回答by Jhon Mario Lotero
If it helps someone
如果它帮助某人
Another possibility of this error is when you put incorrectly the --classparam
此错误的另一种可能性是当您错误地放置--class参数时
回答by Sahas
I had exactly the same problem but the above answer didn't work.
Alternatively, when I ran this with spark-submit --deploy-mode clienteverything worked fine.
我遇到了完全相同的问题,但上述答案不起作用。或者,当我运行它时spark-submit --deploy-mode client一切正常。
回答by Scrotch
I got this same error running a SparkSQL job in cluster mode. None of the other solutions worked for me but looking in the job history server logs in Hadoop I found this stack trace.
我在集群模式下运行 SparkSQL 作业时遇到了同样的错误。其他解决方案都不适合我,但查看 Hadoop 中的作业历史服务器日志,我发现了此堆栈跟踪。
20/02/05 23:01:24 INFO hive.metastore: Connected to metastore.
20/02/05 23:03:03 ERROR yarn.ApplicationMaster: Uncaught exception:
java.util.concurrent.TimeoutException: Futures timed out after [100000 milliseconds]
at scala.concurrent.impl.Promise$DefaultPromise.ready(Promise.scala:223)

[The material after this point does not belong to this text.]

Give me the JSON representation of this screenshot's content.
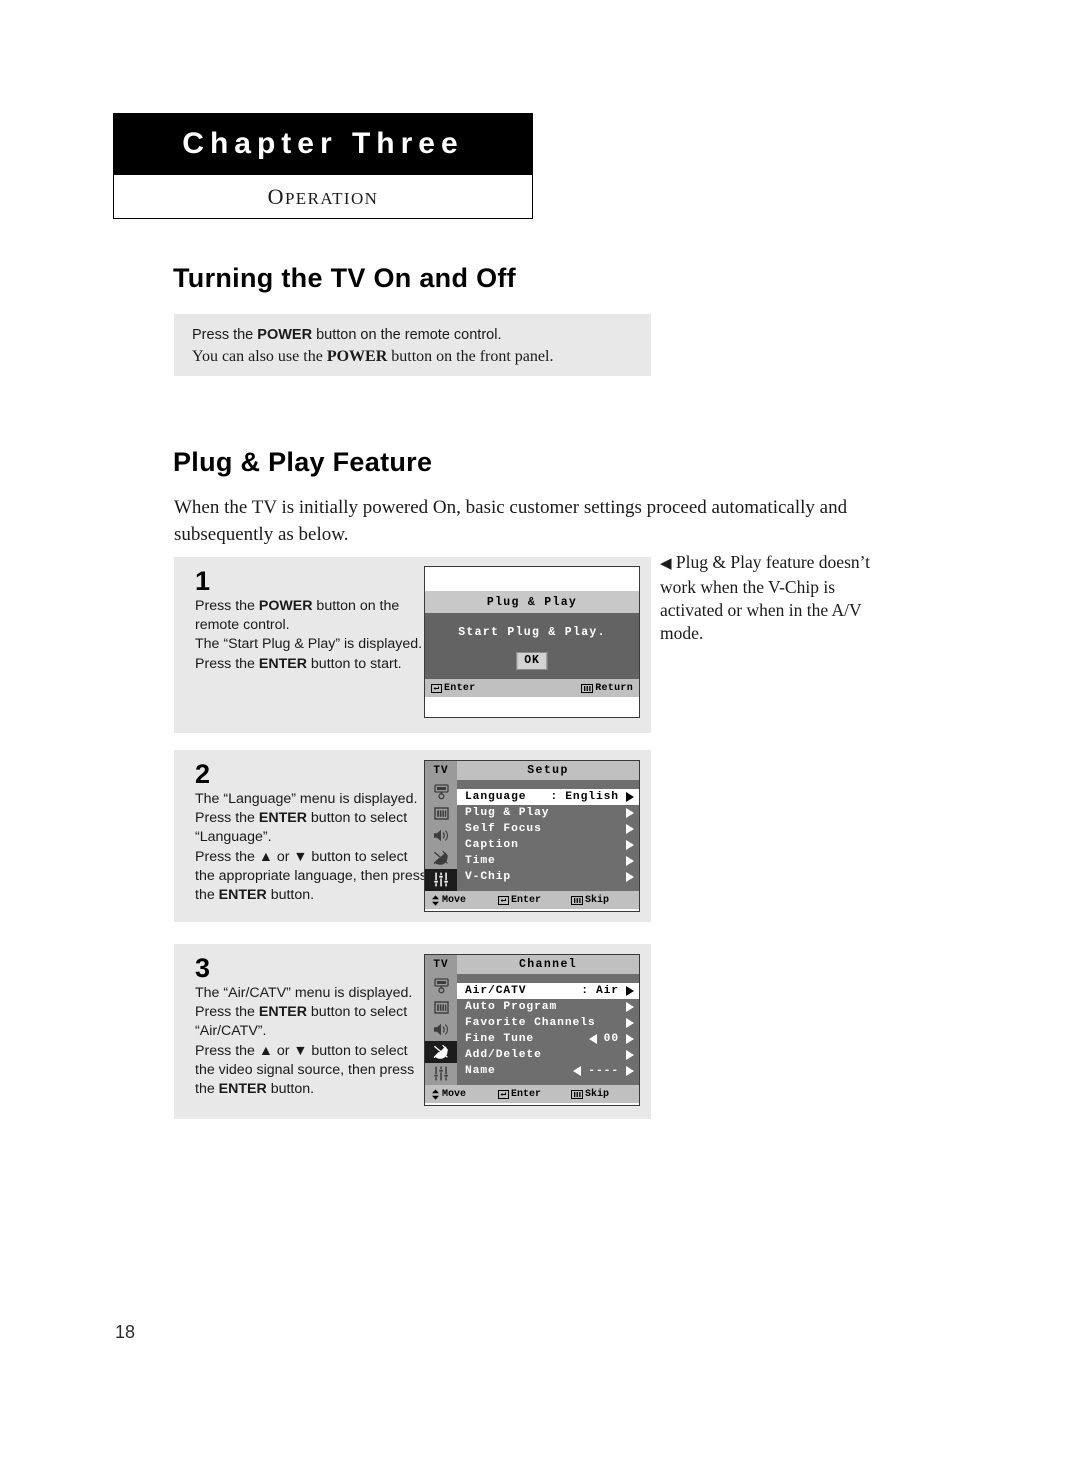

at scala.concurrent.impl.Promise$DefaultPromise.result(Promise.scala:227)
at org.apache.spark.util.ThreadUtils$.awaitResult(ThreadUtils.scala:220)
at org.apache.spark.deploy.yarn.ApplicationMaster.runDriver(ApplicationMaster.scala:468)

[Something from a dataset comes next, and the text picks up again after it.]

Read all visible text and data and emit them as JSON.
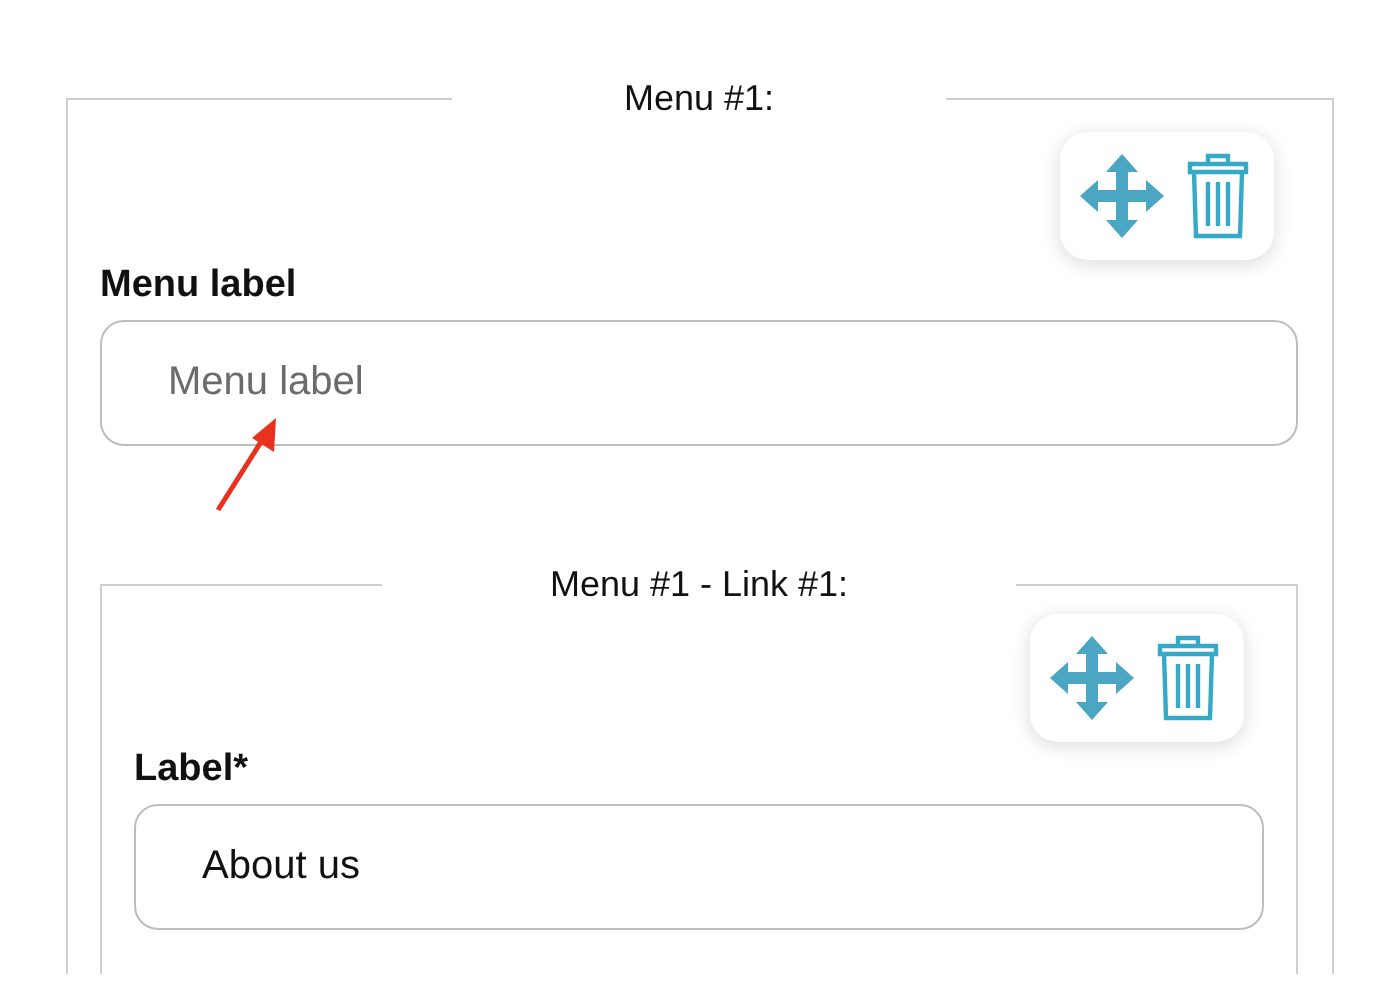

at org.apache.spark.deploy.yarn.ApplicationMaster.org$apache$spark$deploy$yarn$ApplicationMaster$$runImpl(ApplicationMaster.scala:305)
at org.apache.spark.deploy.yarn.ApplicationMaster$$anonfun$run.apply$mcV$sp(ApplicationMaster.scala:245)
at org.apache.spark.deploy.yarn.ApplicationMaster$$anonfun$run.apply(ApplicationMaster.scala:245)
at org.apache.spark.deploy.yarn.ApplicationMaster$$anonfun$run.apply(ApplicationMaster.scala:245)
...
and looking at the Spark source codeyou'll find that basically the AM timed out waiting for the spark.driver.portproperty to be set by the Thread executing the user class.
So it could either be a transient issue or you should investigate your code for the reason for a timeout.
查看Spark 源代码,您会发现基本上 AM 超时,等待spark.driver.port执行用户类的线程设置该属性。
因此,这可能是一个暂时性问题,或者您应该调查您的代码以了解超时的原因。